O bebê que falava javanês





Como professora de Inglês vira e mexe sou questionada sobre melhores cursos, métodos mais eficientes, se começar mais cedo faz diferença. Vejo crianças matriculadas em cursos de Inglês desde muito pequenas.

Diversas pesquisas apontam que a média do nível linguístico dos brasileiros é um dos piores do mundo. Logo, a preocupação em se adquirir uma língua estrangeira desde criança acaba se justificando.

Antes de continuar, quero deixar bem claro que não desmereço cursos bons (mesmo de colégios regulares) que nossa cidade oferece. Há profissionais fazendo um excelente trabalho, há escolas sérias e, além disso, há um suporte virtual fantástico não só ao dispor dos professores como também, dos alunos.

Então, como eu, séria, como me considero, não matriculei meus próprios filhos ainda? Desde que meus filhos entraram em idade escolar, decidi lecionar no colégio em que estudariam e sim, dou aula para eles.  Será que julgo o curso que preparei tão excelente a ponto de não acreditar ser necessário buscar um curso livre para minhas crianças? Sim. J Eu realmente ofereço um bom programa. Mas não é esse o motivo.

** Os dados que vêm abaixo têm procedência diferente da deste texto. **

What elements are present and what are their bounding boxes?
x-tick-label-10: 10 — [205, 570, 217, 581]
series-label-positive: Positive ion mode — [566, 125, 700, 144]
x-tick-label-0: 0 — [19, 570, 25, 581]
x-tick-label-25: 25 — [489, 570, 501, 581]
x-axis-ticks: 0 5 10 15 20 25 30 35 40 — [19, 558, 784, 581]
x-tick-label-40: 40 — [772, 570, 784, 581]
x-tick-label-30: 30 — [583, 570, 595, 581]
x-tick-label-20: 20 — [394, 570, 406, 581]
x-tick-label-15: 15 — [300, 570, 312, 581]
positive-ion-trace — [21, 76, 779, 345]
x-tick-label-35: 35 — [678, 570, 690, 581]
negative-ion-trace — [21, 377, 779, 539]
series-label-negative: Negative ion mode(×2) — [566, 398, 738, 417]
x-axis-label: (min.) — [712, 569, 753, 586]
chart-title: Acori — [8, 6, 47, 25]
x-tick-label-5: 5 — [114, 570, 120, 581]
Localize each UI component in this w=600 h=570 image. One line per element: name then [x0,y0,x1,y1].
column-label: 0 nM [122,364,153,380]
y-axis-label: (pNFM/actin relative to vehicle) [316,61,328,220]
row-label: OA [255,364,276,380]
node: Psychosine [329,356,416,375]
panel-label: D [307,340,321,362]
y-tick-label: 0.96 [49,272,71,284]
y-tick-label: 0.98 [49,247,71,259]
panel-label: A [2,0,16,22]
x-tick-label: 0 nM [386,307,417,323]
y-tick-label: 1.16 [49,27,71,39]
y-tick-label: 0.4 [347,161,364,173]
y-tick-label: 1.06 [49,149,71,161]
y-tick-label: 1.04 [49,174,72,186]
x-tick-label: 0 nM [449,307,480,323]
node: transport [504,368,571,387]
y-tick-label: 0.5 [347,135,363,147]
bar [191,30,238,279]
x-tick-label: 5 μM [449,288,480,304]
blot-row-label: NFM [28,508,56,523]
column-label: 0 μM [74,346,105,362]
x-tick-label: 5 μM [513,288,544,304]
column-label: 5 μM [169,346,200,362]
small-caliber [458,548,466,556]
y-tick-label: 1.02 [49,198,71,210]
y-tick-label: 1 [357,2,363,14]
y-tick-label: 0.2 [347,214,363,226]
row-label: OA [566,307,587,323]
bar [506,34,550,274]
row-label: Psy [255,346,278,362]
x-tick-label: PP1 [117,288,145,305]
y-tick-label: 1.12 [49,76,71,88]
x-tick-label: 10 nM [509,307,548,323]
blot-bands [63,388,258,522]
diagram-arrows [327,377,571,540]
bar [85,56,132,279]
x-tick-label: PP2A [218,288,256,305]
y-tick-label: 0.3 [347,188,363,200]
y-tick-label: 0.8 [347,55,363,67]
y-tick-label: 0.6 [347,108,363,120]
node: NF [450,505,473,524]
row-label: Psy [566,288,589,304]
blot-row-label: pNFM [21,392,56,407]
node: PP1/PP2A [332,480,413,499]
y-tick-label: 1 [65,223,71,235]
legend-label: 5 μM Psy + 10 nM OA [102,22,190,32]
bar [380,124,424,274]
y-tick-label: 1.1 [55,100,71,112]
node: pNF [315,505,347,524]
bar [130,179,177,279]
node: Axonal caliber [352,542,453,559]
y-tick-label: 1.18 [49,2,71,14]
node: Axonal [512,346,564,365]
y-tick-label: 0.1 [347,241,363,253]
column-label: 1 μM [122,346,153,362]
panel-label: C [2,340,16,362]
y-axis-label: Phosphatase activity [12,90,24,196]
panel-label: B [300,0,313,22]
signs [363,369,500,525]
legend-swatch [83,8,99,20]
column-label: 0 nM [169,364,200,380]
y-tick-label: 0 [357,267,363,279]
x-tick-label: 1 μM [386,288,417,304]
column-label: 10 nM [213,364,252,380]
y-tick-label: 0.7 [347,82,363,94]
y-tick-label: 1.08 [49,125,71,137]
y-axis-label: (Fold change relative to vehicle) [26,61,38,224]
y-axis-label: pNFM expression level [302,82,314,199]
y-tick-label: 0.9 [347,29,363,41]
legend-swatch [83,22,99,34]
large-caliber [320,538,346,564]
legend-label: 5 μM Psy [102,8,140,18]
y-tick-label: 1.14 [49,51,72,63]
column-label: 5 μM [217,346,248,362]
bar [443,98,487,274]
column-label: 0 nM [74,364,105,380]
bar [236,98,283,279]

Acredito que a parte física deva ser priorizada, então, entre futebol e Inglês, futebol. Psicomotricidade deve ser o foco. Basta pesquisar para ver que o estímulo ao esquema corporal, lateralidade, organização espacial e estruturação temporal são imprescindíveis para o futuro da criança e se mal estimulados influenciam algo básico como vestir-se!!!  

Claro que aprender Inglês desde cedo “abre as portas da mente”, mas ler uma estória também e estimulando que meus filhos prevejam o que acontecerá, criem hipóteses e mesmo um final alternativo é infinitamente mais interessante sob o ponto de vista educacional.

Não há nenhum estudo que aponte iniciar mais cedo como mais eficaz. Há, ao contrário, quem mostre o quão negativo isso pode ser. Uma pessoa que comece na adolescência tem capacidade de superar quem iniciou aos dois.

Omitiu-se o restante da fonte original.